Textminig: An N-Gram model to predict the next word

Introduction

Basic goal for the project is to build a predictive model of English text. So if somebody types 2 words a model predicts the next word.

The prediction is based on a text dataset consisting of textfiles for blog postings, news and twitter messages. The data is originally from a corpus called HC Corpora.

Usual steps for natural language processing

  1. import texts into R
  2. combine and structure the texts to be able to access them in a uniform manner (creating a corpus)
  3. tidy up the text, including preprocessing to obtain a convenient representation for later analysis. This step might involve text reformatting (conversion to lower case, whitespace removal), normalization (stopword removal, stemming) and tokenziation (splitting lines of text into tokens
  4. transform the preprocessed text into a structured format. This usually implies the creation of a so-called term-document matrix
  5. do whatever you have to do (sentiment, classification, prediction, etc)

Considerations

  1. What is the most appropriate text base for the prediction model? And how do I decide that? Is it wise to build one prediction model for a combined text body or is it better to split the prediction according to the type of text?

    Literature suggests that it enhances the prediction quality if different types of texts are mixed.

  2. Do I need the whole dataset or is a subset sufficient for a good enough model? Memory limitatios, runtime performance, accuracy of prediction and restricted development capacity should be considered.

    Literature suggests that the bigger the dataset, the better for the prediction model.

  3. How (much) do I tidy the text? Do I use stemming or whould this jeopardize the prediction? Same for stopword removal? On the other hand: the more clean the textbody, the more chances of an acceptable runtime? Remove numbers or convert them into text or leave them be?

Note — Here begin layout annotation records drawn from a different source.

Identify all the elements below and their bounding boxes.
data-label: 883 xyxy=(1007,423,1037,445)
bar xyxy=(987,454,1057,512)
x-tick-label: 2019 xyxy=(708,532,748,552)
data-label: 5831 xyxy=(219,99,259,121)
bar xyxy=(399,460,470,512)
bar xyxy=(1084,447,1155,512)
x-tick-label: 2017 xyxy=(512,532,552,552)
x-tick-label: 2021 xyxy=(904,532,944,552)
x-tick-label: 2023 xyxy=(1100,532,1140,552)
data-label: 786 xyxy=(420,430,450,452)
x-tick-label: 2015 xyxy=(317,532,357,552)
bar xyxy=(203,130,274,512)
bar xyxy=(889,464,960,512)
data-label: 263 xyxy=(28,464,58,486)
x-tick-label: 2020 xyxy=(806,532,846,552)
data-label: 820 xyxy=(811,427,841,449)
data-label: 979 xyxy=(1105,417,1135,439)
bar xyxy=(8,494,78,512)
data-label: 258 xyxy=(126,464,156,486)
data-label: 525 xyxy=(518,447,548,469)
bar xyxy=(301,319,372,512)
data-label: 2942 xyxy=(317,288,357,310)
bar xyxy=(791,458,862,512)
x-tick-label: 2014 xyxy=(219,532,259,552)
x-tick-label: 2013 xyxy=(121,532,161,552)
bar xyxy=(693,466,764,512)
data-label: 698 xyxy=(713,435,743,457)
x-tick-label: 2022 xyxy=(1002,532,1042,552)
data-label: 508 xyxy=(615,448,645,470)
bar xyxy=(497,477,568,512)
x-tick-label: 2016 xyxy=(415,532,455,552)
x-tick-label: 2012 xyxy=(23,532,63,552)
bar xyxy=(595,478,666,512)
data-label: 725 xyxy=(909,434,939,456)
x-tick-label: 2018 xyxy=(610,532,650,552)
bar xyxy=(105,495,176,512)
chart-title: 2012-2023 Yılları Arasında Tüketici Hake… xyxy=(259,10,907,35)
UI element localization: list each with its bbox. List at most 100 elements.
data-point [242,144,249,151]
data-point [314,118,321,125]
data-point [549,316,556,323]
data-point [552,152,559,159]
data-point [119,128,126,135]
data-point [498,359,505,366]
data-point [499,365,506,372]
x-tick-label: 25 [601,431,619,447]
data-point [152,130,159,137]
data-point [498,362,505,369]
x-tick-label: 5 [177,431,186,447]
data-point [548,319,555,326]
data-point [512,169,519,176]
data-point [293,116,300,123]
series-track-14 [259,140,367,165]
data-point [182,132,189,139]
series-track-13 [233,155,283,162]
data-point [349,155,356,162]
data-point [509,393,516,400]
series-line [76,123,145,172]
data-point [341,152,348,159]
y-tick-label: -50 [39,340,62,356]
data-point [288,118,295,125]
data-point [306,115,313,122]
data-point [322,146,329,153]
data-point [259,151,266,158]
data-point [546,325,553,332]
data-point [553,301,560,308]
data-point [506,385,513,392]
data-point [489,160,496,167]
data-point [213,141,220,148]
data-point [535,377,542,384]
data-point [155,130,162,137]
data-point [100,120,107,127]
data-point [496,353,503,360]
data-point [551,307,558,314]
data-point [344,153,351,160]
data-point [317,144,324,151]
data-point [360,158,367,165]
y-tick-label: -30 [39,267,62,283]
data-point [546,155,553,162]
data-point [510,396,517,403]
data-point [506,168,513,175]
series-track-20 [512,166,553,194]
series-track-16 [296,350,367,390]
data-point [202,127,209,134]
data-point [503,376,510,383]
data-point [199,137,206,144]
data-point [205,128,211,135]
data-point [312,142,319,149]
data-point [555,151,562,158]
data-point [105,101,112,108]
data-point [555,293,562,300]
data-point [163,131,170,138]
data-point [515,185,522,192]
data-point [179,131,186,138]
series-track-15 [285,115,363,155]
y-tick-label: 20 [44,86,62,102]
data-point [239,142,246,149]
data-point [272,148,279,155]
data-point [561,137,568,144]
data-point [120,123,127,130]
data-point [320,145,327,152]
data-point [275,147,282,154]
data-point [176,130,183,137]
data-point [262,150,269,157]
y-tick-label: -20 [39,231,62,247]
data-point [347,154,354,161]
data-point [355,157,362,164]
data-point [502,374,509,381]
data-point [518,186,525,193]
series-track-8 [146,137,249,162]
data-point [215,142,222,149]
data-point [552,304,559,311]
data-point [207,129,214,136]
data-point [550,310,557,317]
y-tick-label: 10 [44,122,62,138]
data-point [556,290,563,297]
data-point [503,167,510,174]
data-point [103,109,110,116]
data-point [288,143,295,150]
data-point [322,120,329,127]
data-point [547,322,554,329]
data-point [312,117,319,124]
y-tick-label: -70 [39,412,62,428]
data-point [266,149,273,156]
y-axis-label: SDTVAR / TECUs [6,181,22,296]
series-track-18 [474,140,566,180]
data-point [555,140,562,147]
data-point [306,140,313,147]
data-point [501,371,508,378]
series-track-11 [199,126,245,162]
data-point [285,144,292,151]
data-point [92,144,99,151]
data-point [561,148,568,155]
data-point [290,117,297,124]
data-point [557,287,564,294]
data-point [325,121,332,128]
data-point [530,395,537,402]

    Used in the first trial:

    • tolower
    • remove numbers
    • remove profanity words
    • remove punctuation
    • remove white space

    Under consideration for the final trial:

    • remove special characters
    • remove punctuation except single quote and dash
    • convert nubmers to text or leave them as numbers 3-year-old will be a -year-old otherwise
    • remove stop words
    • stemming
    • remove sparse terms from DTM
  4. Do I remove sparse terms from the Document Term Matrix or do I treasure them for the most accurate prediction? Is a prediction on sparse terms worth something? The average lenth of an English word is 4.79 letters per word, and 80% are between 2 and 7 letters long (see reference). This gives me some confidence to restrict max word length to 20 when constructing a DTM. For the first trial I do not remove sparse terms.

  5. What are available packages which might be relevant for this analysis?

    Used in the first trial:

    • tm: to create and clean up a text corpus
    • ngram: to create ngrams
    • data.table: to handle a lot of data efficiently
    • gplot2: draw plots

    Under consideration for the final trial:

    • corpus: to create and clean up a text corpus
    • filehash: might solve memory/runtime issues
    • quanteda: textmining
    • snowballC: textminig
    • tidytext: textmining
    • stringi: easy text summary
    • RWeka: to create ngrams
  6. What are the modelling approaches for the prediction the next words? All literature points in the direction of N gram models, see wikipedia for more information. The basic goal is to build an n-gram model, which will predict a word given the previous one, two, or maybe three words. This will be based on combinations of words that are observed in the data set.

Additionally the model needs to cover inputs that are not observed in the data set. One way to handle these cases seems to be called smoothing methods, as they smooth the probability distributions by assigning non-zero probabilities to unseen words or n-grams. There appears to be a simple Laplace smoothing (assign a count of 1 to unseen n-grams), see here for more information. Katz’s back-off model and Good-Turing frequency estimation seem more sophisticated, applicable models.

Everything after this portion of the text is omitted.